Friday, February 27, 2015

About the Las Vegas murder

At first, the death by handgun bullet of Tammy Meyers in Las Vegas seemed to be a simple case of road rage.  Meyers was teaching her 15-year-old daughter to drive, and the story was that their car, with the younger woman at the wheel, was involved in some near-collision with another car, and the situation escalated to a point at which the unknown driver of the other car chased the Meyers women to their home and shot the mother in the head.

And then, it didn't happen to have happened that way, although that's how the initial report from Robert Meyers, husband of the deceased, had it.  He said he was confused when he left out the details, such as that the women came home angry after some confrontation with a neighbor, rounded up their 22-year-old son, and went back out in pursuit of the other party, leading to two separate gunfights.  The final gunfight took place at the Meyers home, and Mrs Meyers was in fact shot at that time.

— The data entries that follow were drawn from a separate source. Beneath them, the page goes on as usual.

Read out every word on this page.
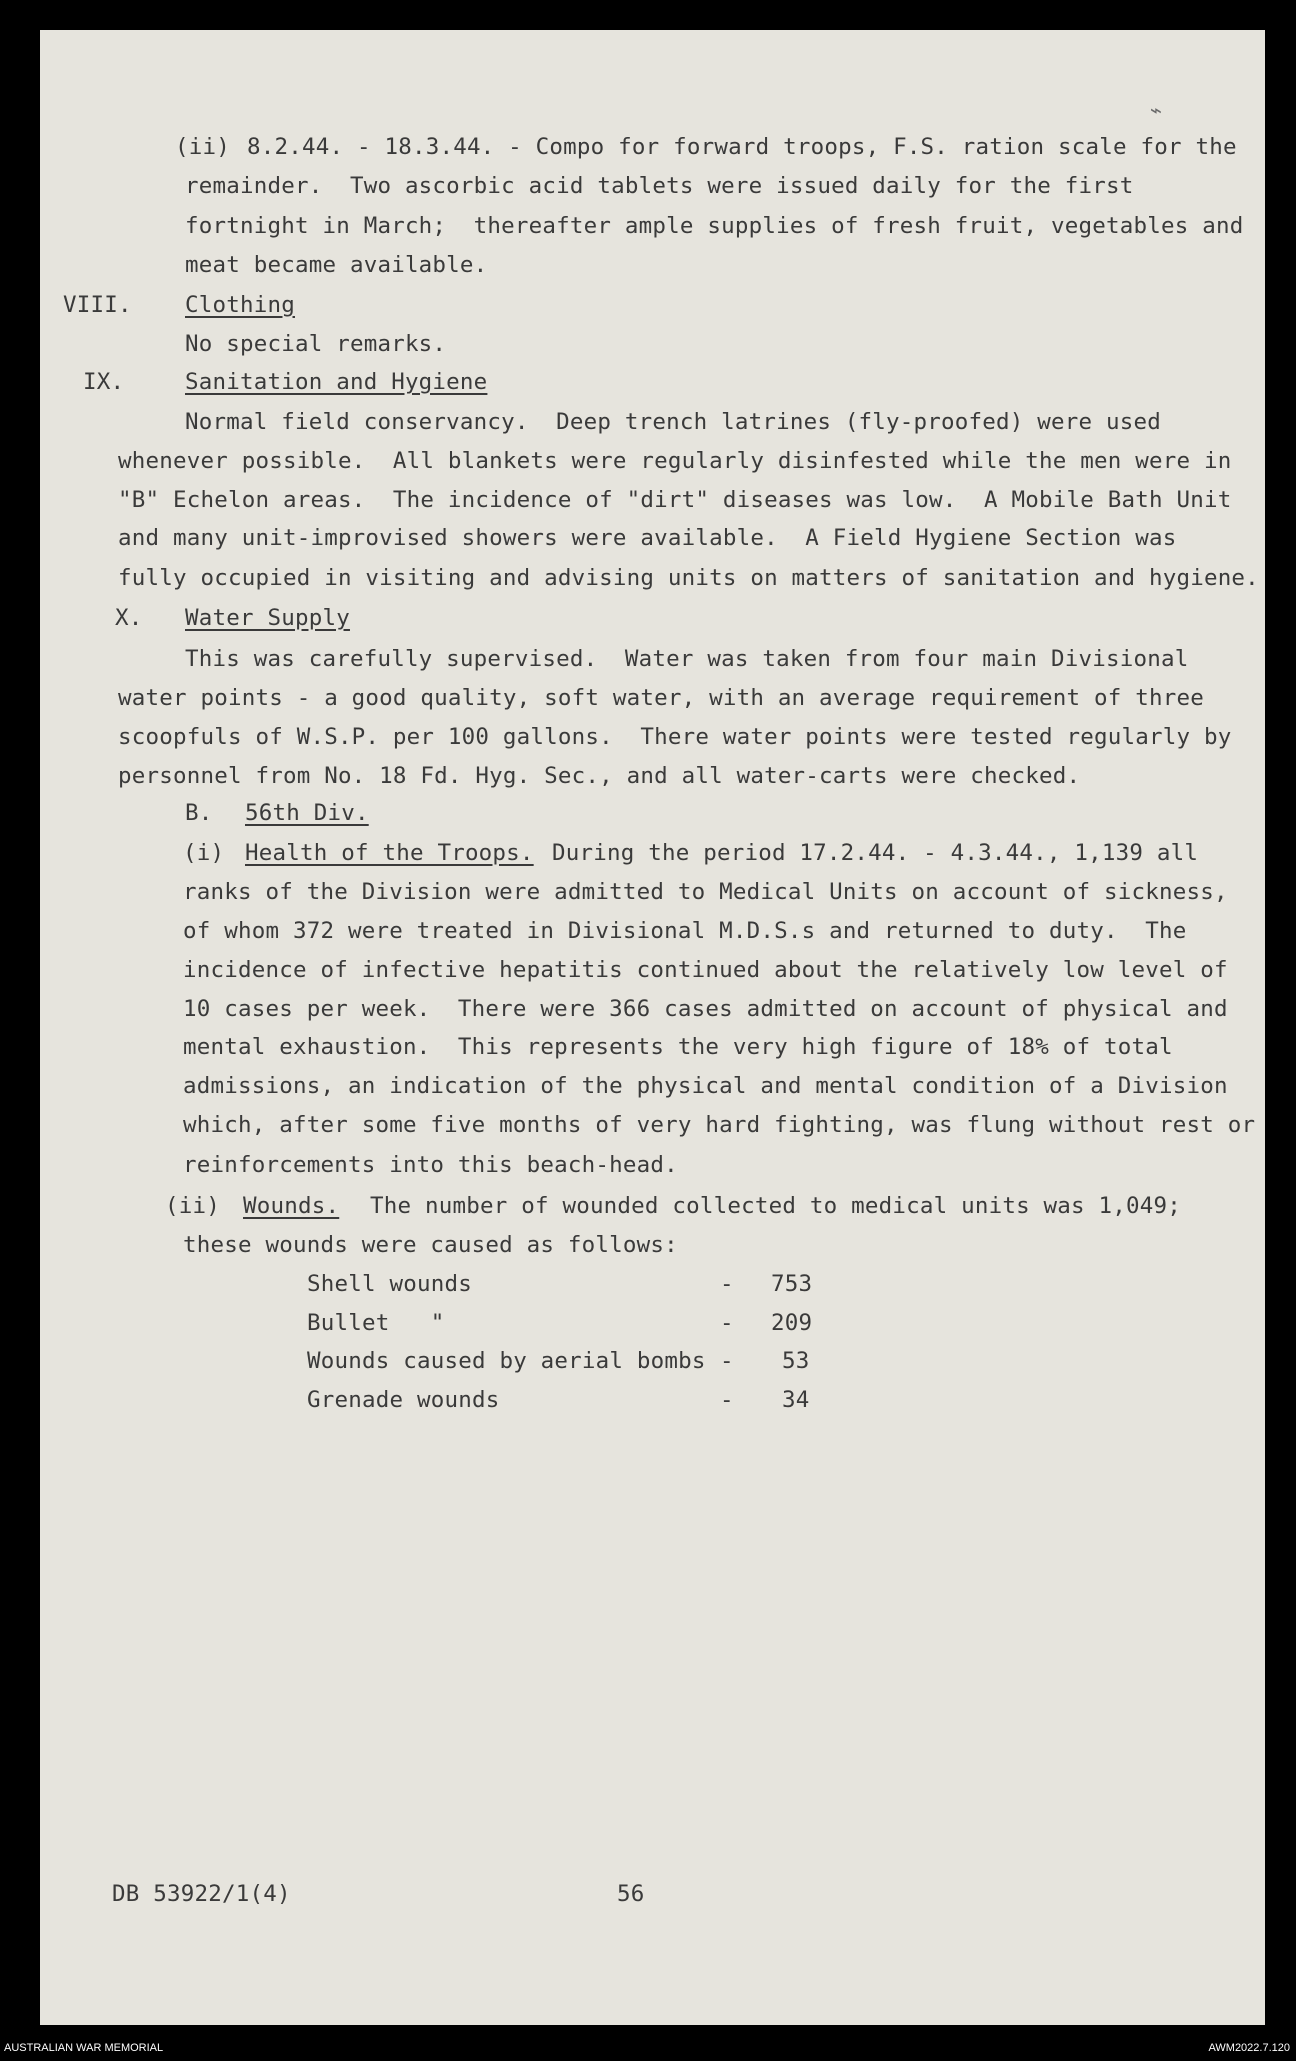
(ii) 8.2.44. - 18.3.44. - Compo for forward troops, F.S. ration scale for the
remainder.  Two ascorbic acid tablets were issued daily for the first
fortnight in March;  thereafter ample supplies of fresh fruit, vegetables and
meat became available.
VIII. Clothing
No special remarks.
IX.	Sanitation and Hygiene
Normal field conservancy.  Deep trench latrines (fly-proofed) were used
whenever possible.  All blankets were regularly disinfested while the men were in
"B" Echelon areas.  The incidence of "dirt" diseases was low.  A Mobile Bath Unit
and many unit-improvised showers were available.  A Field Hygiene Section was
fully occupied in visiting and advising units on matters of sanitation and hygiene.
X. Water Supply
This was carefully supervised.  Water was taken from four main Divisional
water points - a good quality, soft water, with an average requirement of three
scoopfuls of W.S.P. per 100 gallons.  There water points were tested regularly by
personnel from No. 18 Fd. Hyg. Sec., and all water-carts were checked.
B. 56th Div.
(i) Health of the Troops. During the period 17.2.44. - 4.3.44., 1,139 all
ranks of the Division were admitted to Medical Units on account of sickness,
of whom 372 were treated in Divisional M.D.S.s and returned to duty.  The
incidence of infective hepatitis continued about the relatively low level of
10 cases per week.  There were 366 cases admitted on account of physical and
mental exhaustion.  This represents the very high figure of 18% of total
admissions, an indication of the physical and mental condition of a Division
which, after some five months of very hard fighting, was flung without rest or
reinforcements into this beach-head.
(ii) Wounds. The number of wounded collected to medical units was 1,049;
these wounds were caused as follows:
Shell wounds	- 753
Bullet   "	- 209
Wounds caused by aerial bombs - 53
Grenade wounds	- 34
DB 53922/1(4)	56
⌁
AUSTRALIAN WAR MEMORIAL	AWM2022.7.120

The 19-year-old neighbor, Erich Milton Nowsch, appeared in court on Monday but has not entered a plea yet.  His attorney, Conrad Claus, says Nowsch feared for his life and acted in self-defense.

Police and prosecutors are saying that the Meyers family gave conflicting information, misleading suspect descriptions, and incomplete information.  For instance, they claimed that it was some tall random stranger, while in fact, Nowsch is a smallish sort of guy who lives around the corner and was well known to the Meyerses.  The late Tammy Meyers used to slip him a twenty when he showed up claiming hunger and would routinely admonish him to pull his pants up when she saw him affecting a gangster persona at the local park.

So who knows what happened, anyway?  A mistake by a novice driver? Aggressive driving by Nowsch?  A long-standing dispute or a flashpoint disagreement with horrible consequences?
So sad, so avoidable

Whatever happens when the courts shake this all out, one thing remains certain: had Tammy Meyers and her daughter returned home and let either time or the police handle it, there would likely have been no murder.  But acting like an old western in which cowboys ran to the saloon and rounded up a posse to mount up and chase after the Dalton Gang is not bound to end up well.

You could ask the Meyers family about that.  Her son's defiant statement, "I did what I had to do to protect my mother" left out the possibility that he might have protected her more by staying home and acting reasonably.